El Zelote, más sosegado por la edad y por la educación recibida, sonríe diciendo: -Sí, y su paz ya llega a nuestros
corazones.
-Vamos pronto – dice Santiago – Vamos a pasar por este sendero para llegar sin que casi nos vean los nazarenos. Nos entretendrían…
-Pero os alejáis de vuestra casa… También vuestra madre deseará veros.
-Puedes estar seguro, Simón, de que nuestra madre está en casa de María. Está allí casi siempre… Y estará, porque están haciendo el pan, y por la niña enferma…

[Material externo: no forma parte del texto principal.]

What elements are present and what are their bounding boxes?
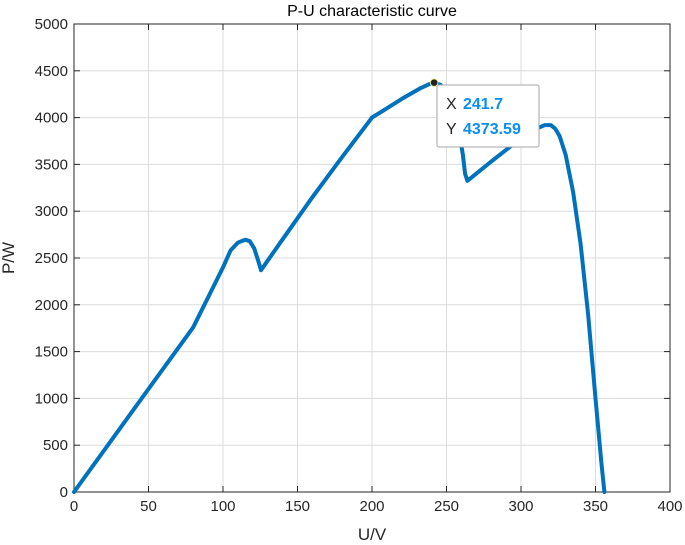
x-tick-label: 400 [657,498,682,515]
x-tick-label: 100 [210,498,235,515]
datatip[interactable]: X 241.7 Y 4373.59 [429,78,540,148]
datatip-x-value: 241.7 [463,96,503,113]
x-tick-label: 350 [583,498,608,515]
y-tick-label: 4000 [35,110,68,127]
axis-ticks [73,23,671,493]
chart-title: P-U characteristic curve [287,3,457,20]
x-tick-label: 250 [434,498,459,515]
y-tick-label: 2000 [35,297,68,314]
x-tick-label: 300 [508,498,533,515]
x-tick-label: 150 [285,498,310,515]
y-tick-label: 0 [60,484,68,501]
y-axis-label: P/W [0,242,18,274]
y-tick-labels: 0 500 1000 1500 2000 2500 3000 3500 4000 4500 5000 [35,16,68,501]
y-tick-label: 500 [43,437,68,454]
y-tick-label: 1000 [35,390,68,407]
y-tick-label: 1500 [35,344,68,361]
datatip-y-label: Y [446,121,457,138]
y-tick-label: 3000 [35,203,68,220]
y-tick-label: 5000 [35,16,68,33]
datatip-x-label: X [446,96,457,113]
y-tick-label: 2500 [35,250,68,267]
y-tick-label: 4500 [35,63,68,80]
x-tick-label: 50 [140,498,157,515]
datatip-box [436,84,540,148]
x-tick-label: 200 [359,498,384,515]
x-tick-labels: 0 50 100 150 200 250 300 350 400 [70,498,683,515]
x-axis-label: U/V [358,525,387,544]
y-tick-label: 3500 [35,156,68,173]
x-tick-label: 0 [70,498,78,515]
datatip-marker[interactable] [429,78,439,87]
datatip-y-value: 4373.59 [463,121,521,138]
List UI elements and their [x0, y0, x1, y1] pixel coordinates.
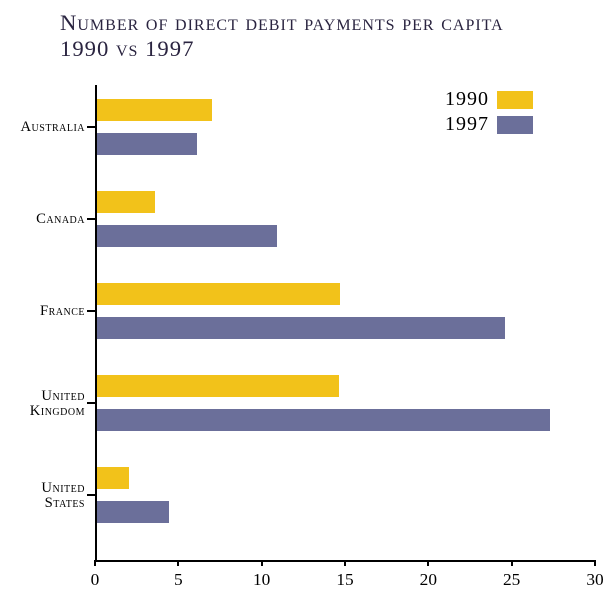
debit-payments-chart: Number of direct debit payments per capi… [0, 0, 615, 609]
x-tick-label: 30 [580, 570, 610, 590]
x-tick-label: 0 [80, 570, 110, 590]
y-category-label: Australia [2, 120, 85, 135]
chart-title-line1: Number of direct debit payments per capi… [60, 10, 504, 36]
y-tick [87, 402, 95, 404]
x-tick [177, 560, 179, 566]
legend-swatch-1990 [497, 91, 533, 109]
plot-area: 051015202530AustraliaCanadaFranceUnitedK… [95, 85, 595, 560]
legend-swatch-1997 [497, 116, 533, 134]
x-tick [344, 560, 346, 566]
y-tick [87, 310, 95, 312]
legend-row-1997: 1997 [445, 113, 533, 136]
bar-1997 [97, 409, 550, 431]
y-tick [87, 494, 95, 496]
bar-1997 [97, 317, 505, 339]
bar-1990 [97, 375, 339, 397]
legend-row-1990: 1990 [445, 88, 533, 111]
x-tick-label: 25 [497, 570, 527, 590]
x-tick [94, 560, 96, 566]
chart-title-line2: 1990 vs 1997 [60, 36, 194, 62]
bar-1990 [97, 191, 155, 213]
legend-label-1997: 1997 [445, 113, 489, 136]
x-tick [427, 560, 429, 566]
bar-1990 [97, 283, 340, 305]
x-tick-label: 20 [413, 570, 443, 590]
x-tick [511, 560, 513, 566]
y-tick [87, 218, 95, 220]
legend: 1990 1997 [445, 88, 533, 138]
y-category-label: France [2, 304, 85, 319]
bar-1997 [97, 225, 277, 247]
y-category-label: UnitedStates [2, 481, 85, 512]
x-tick [594, 560, 596, 566]
x-tick-label: 15 [330, 570, 360, 590]
x-tick [261, 560, 263, 566]
y-tick [87, 126, 95, 128]
bar-1997 [97, 501, 169, 523]
x-tick-label: 10 [247, 570, 277, 590]
x-tick-label: 5 [163, 570, 193, 590]
bar-1990 [97, 99, 212, 121]
bar-1997 [97, 133, 197, 155]
legend-label-1990: 1990 [445, 88, 489, 111]
y-category-label: UnitedKingdom [2, 389, 85, 420]
bar-1990 [97, 467, 129, 489]
y-category-label: Canada [2, 212, 85, 227]
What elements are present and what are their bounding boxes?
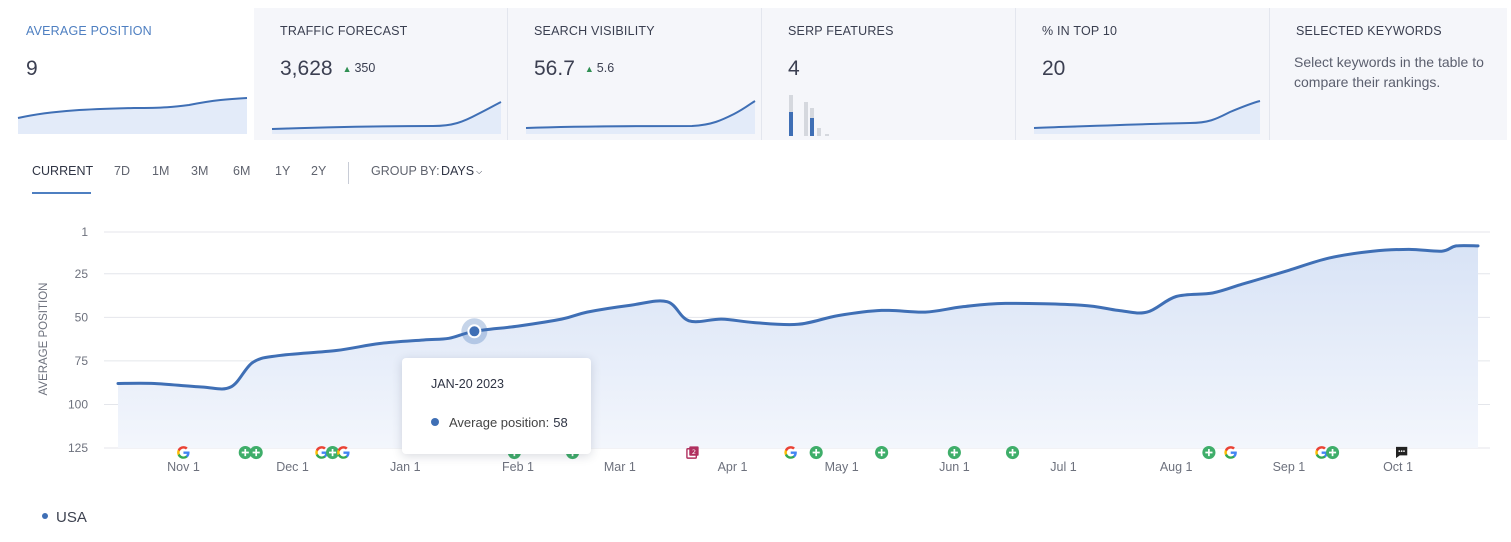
kpi-value: 20 (1042, 57, 1066, 80)
legend-label: USA (56, 509, 87, 526)
x-tick-label: Sep 1 (1273, 460, 1306, 474)
legend-item-usa[interactable]: USA (42, 509, 87, 526)
x-tick-label: Mar 1 (604, 460, 636, 474)
divider (348, 162, 349, 184)
kpi-card-average-position[interactable]: AVERAGE POSITION 9 (0, 8, 254, 140)
tab-7d[interactable]: 7D (114, 164, 130, 178)
x-tick-label: May 1 (825, 460, 859, 474)
serp-features-mini-bars (789, 95, 829, 136)
tab-current[interactable]: CURRENT (32, 164, 94, 178)
plus-icon[interactable] (808, 445, 824, 460)
kpi-description: Select keywords in the table to compare … (1294, 54, 1484, 90)
kpi-value: 9 (26, 57, 38, 80)
x-tick-label: Dec 1 (276, 460, 309, 474)
hover-point (467, 324, 482, 339)
x-tick-label: Oct 1 (1383, 460, 1413, 474)
chart-tooltip: JAN-20 2023 Average position: 58 (402, 358, 591, 454)
y-tick-label: 25 (75, 267, 89, 281)
group-by-dropdown[interactable]: DAYS ⌵ (441, 164, 483, 178)
tab-2y[interactable]: 2Y (311, 164, 327, 178)
kpi-card-percent-in-top-10[interactable]: % IN TOP 10 20 (1016, 8, 1270, 140)
hover-marker (461, 318, 488, 345)
kpi-card-serp-features[interactable]: SERP FEATURES 4 (762, 8, 1016, 140)
tab-3m[interactable]: 3M (191, 164, 209, 178)
kpi-title: SERP FEATURES (788, 24, 894, 38)
kpi-delta: ▲ 5.6 (584, 61, 615, 75)
up-triangle-icon: ▲ (584, 64, 594, 74)
comment-icon[interactable] (1396, 446, 1408, 459)
series-dot (431, 418, 439, 426)
duplicate-icon[interactable] (686, 445, 700, 459)
kpi-title: TRAFFIC FORECAST (280, 24, 408, 38)
x-tick-label: Aug 1 (1160, 460, 1193, 474)
x-tick-label: Jan 1 (390, 460, 421, 474)
x-tick-label: Apr 1 (718, 460, 748, 474)
y-tick-label: 75 (75, 354, 89, 368)
tooltip-label: Average position: (449, 415, 550, 430)
kpi-title: SEARCH VISIBILITY (534, 24, 655, 38)
tab-6m[interactable]: 6M (233, 164, 251, 178)
kpi-card-selected-keywords: SELECTED KEYWORDS Select keywords in the… (1270, 8, 1507, 140)
up-triangle-icon: ▲ (342, 64, 352, 74)
kpi-title: % IN TOP 10 (1042, 24, 1118, 38)
plus-icon[interactable] (248, 445, 264, 460)
sparkline-traffic-forecast (271, 101, 502, 134)
kpi-card-search-visibility[interactable]: SEARCH VISIBILITY 56.7 ▲ 5.6 (508, 8, 762, 140)
tab-1y[interactable]: 1Y (275, 164, 291, 178)
x-tick-label: Feb 1 (502, 460, 534, 474)
y-tick-label: 50 (75, 310, 89, 324)
x-tick-label: Jul 1 (1050, 460, 1076, 474)
x-axis: Nov 1 Dec 1 Jan 1 Feb 1 Mar 1 Apr 1 May 1 Jun 1… (167, 460, 1413, 474)
sparkline-search-visibility (525, 100, 756, 134)
tooltip-value: 58 (553, 415, 568, 430)
plus-icon[interactable] (1005, 445, 1020, 460)
tooltip-date: JAN-20 2023 (431, 377, 504, 391)
y-tick-label: 125 (68, 441, 88, 455)
tooltip-row: Average position: 58 (431, 415, 568, 430)
x-tick-label: Nov 1 (167, 460, 200, 474)
kpi-value: 56.7 ▲ 5.6 (534, 57, 615, 80)
sparkline-average-position (17, 97, 248, 134)
kpi-value: 3,628 ▲ 350 (280, 57, 376, 80)
plus-icon[interactable] (1201, 445, 1217, 460)
kpi-title: AVERAGE POSITION (26, 24, 152, 38)
legend-dot (42, 513, 48, 519)
kpi-card-traffic-forecast[interactable]: TRAFFIC FORECAST 3,628 ▲ 350 (254, 8, 508, 140)
plus-icon[interactable] (946, 445, 962, 460)
group-by-label: GROUP BY: (371, 164, 440, 178)
kpi-value: 4 (788, 57, 800, 80)
x-tick-label: Jun 1 (939, 460, 970, 474)
series-line-usa (116, 244, 1480, 391)
kpi-bar: AVERAGE POSITION 9 TRAFFIC FORECAST 3,62… (0, 8, 1511, 140)
y-tick-label: 1 (81, 225, 88, 239)
plus-icon[interactable] (1325, 445, 1340, 460)
tab-1m[interactable]: 1M (152, 164, 170, 178)
chevron-down-icon: ⌵ (476, 167, 483, 176)
y-tick-label: 100 (68, 397, 88, 411)
kpi-delta: ▲ 350 (342, 61, 376, 75)
sparkline-percent-in-top-10 (1033, 100, 1261, 134)
active-tab-underline (32, 192, 91, 194)
plus-icon[interactable] (874, 445, 890, 460)
kpi-title: SELECTED KEYWORDS (1296, 24, 1442, 38)
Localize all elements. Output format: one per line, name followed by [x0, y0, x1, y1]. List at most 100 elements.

-Sí, vamos por aquí. Llegaremos al seto de nuestro huerto pasando por detrás del huerto de Alfeo – dice Jesús.
Bajan a buen paso por el sendero: muy inclinado al principio, más suave cuando está ya cerca de la ciudad. Pasan por olivares, luego por pequeñas parcelas ya sin mieses, y pasan muy cerca de los primeros huertos de la ciudad. Y los altos setos de tupidas frondas que rodean a aquéllos o hacia los cuales se pliegan las frondas de los árboles pesados de fruta, o los muretes de piedra seca cubiertos enteramente por las ramas que cuelgan hacia fuera desde dentro de los huertezuelos, hacen que su tránsito pase inadvertido por las amas de casa, que van y vienen por los huertos, o hacen la colada y tienden la ropa en los pequeños prados que hay cerca de las casas…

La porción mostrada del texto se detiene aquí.